E: edward@ecconway.com | T: 613.709.0795 | Contact

An example of a best-interests analysis resulting in sole custody to the mother.




In T.L. v. D.S. [2019] OJ. No.5691, Sherr J. granted sole custody to the mother for reasons that sole custody has often been granted: that only one parent provides stability, continuity and structure (mom makes the children do their homework, go to school on time, lives in the family home where the children grew up etc).

The Children’s Law Reform Act, s.24 stipulates that a custody application shall be decided by asking what is in the child’s best interests.

The Act then sets out the particulars of what is involved in a best-interests analysis:

factor 1: the love, affection and emotional ties between the child and each parent.

Sherr J. dealt with this factor in one sentence:

32  The parties both spoke of their children with love and affection. They acknowledged that the children love the other parent.

Given the evidence in this case, that the mother was the provider of stability and was the defacto full-time parent (even though Dad had an access order, it was sporadically exercised), there was more that could have been said under this factor.

Sherr J. came to the sole custody result using the pedestrian facts: (failure to pay child support, criminal convictions, sporadic access, not returning children on time, one-bedroom apartment, quitting employment).

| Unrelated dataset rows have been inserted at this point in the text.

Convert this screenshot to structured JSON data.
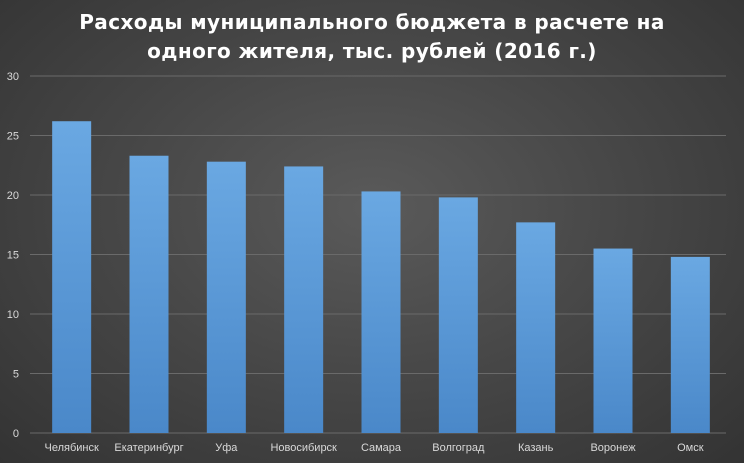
{
  "chart_data": {
    "type": "bar",
    "title": "Расходы муниципального бюджета в расчете на одного жителя, тыс. рублей (2016 г.)",
    "categories": [
      "Челябинск",
      "Екатеринбург",
      "Уфа",
      "Новосибирск",
      "Самара",
      "Волгоград",
      "Казань",
      "Воронеж",
      "Омск"
    ],
    "values": [
      26.2,
      23.3,
      22.8,
      22.4,
      20.3,
      19.8,
      17.7,
      15.5,
      14.8
    ],
    "ylim": [
      0,
      30
    ],
    "yticks": [
      "0",
      "5",
      "10",
      "15",
      "20",
      "25",
      "30"
    ],
    "grid": true,
    "bar_color": "#5b9bd5"
  }
}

Best-interests factor 1 sets out three arguably separate concepts: love, affection and emotional ties. Applying L’Heureux Dube’s reasoning in Young v Young, T.L. v. D.S. would seem to be a case where the mother is the psychological parent.

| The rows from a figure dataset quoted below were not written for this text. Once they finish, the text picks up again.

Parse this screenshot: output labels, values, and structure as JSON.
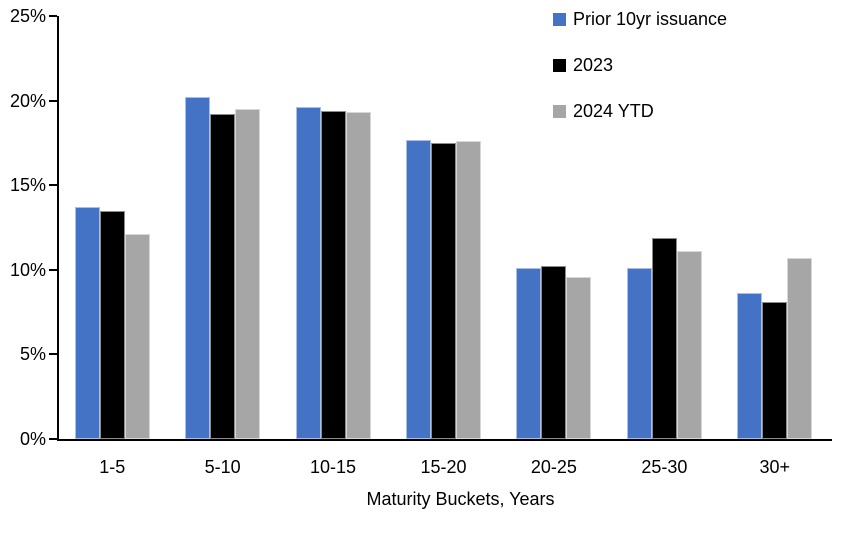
{
  "figure": {
    "background": "#ffffff",
    "axis_color": "#000000",
    "text_color": "#000000"
  },
  "chart_data": {
    "type": "bar",
    "categories": [
      "1-5",
      "5-10",
      "10-15",
      "15-20",
      "20-25",
      "25-30",
      "30+"
    ],
    "series": [
      {
        "name": "Prior 10yr issuance",
        "color": "#4472C4",
        "values": [
          13.7,
          20.2,
          19.6,
          17.7,
          10.1,
          10.1,
          8.6
        ]
      },
      {
        "name": "2023",
        "color": "#000000",
        "values": [
          13.5,
          19.2,
          19.4,
          17.5,
          10.2,
          11.9,
          8.1
        ]
      },
      {
        "name": "2024 YTD",
        "color": "#A6A6A6",
        "values": [
          12.1,
          19.5,
          19.3,
          17.6,
          9.6,
          11.1,
          10.7
        ]
      }
    ],
    "title": "",
    "xlabel": "Maturity Buckets, Years",
    "ylabel": "",
    "ylim": [
      0,
      25
    ],
    "ytick_step": 5,
    "yticks": [
      "0%",
      "5%",
      "10%",
      "15%",
      "20%",
      "25%"
    ],
    "grid": false,
    "legend_position": "top-right"
  }
}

In first describing what best interests of the child meant to the supreme court of Canada, L’Heureux Dube J. said something so universal that we are always at risk of ignoring it: She said that the child had a right ‘to a parent who will look after her best interests’. (para 25).

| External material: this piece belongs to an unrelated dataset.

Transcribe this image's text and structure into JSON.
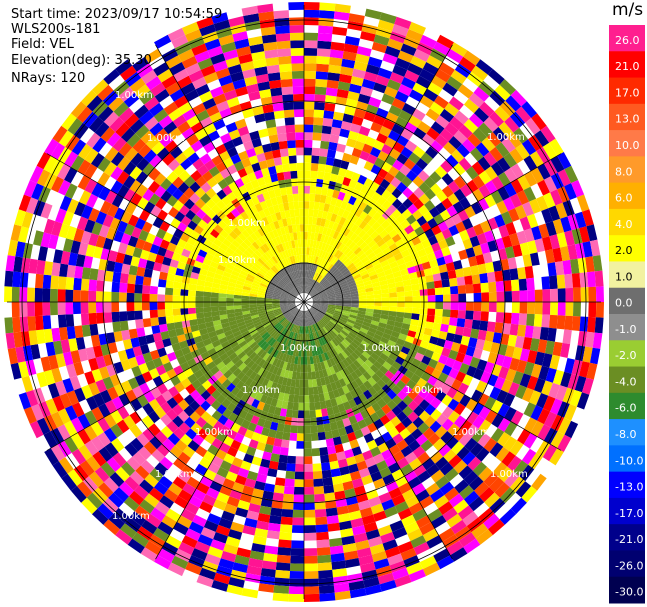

L’Heureux Dube J. said that the primary care giver ‘presumption explicitly restores the value of commitment and demonstrated ability to nurture as well as the continuing psychological parenting of the child.’ (para 79).

The judge in Makaryk v. Makaryk [1998] O.J. No.2069 asked a similar question: on a day to day basis, which parent would the child miss the most?

The emotional ties as primary caregiver led to sole custody in Jamal v Jamal 2015 CarsellOnt 12274 (ONSC).

Ransom v. Antonissen (2003), CarswellOnt 301 was a case where the defacto custody of the mother was reversed in favour of the father because a five year old boy expressed stronger emotional ties to the father.

 

While it seems that Ontario courts have sought to avoid ‘psychological parent’ (primary caregiver) analysis in recent years – the strongest statements coming in older cases (SM v CL (1987) 62 O.R(.2d)411; Catholic Children’s Aid  Society of Metropolitan Toronto v HK (1988) 21 RFL (3d) 115) – It can be argued that it is this psychological parent primacy which speaks through the ‘emotional ties’ clause in s.24(1)(a)

Being the psychological parent, it would seem, constitutes a kind of trump card in best-interest analysis: a dominating factor against which few other considerations would overcome in importance.

Sherr J. did not need to specifically say it. His setting out of the facts established the same result.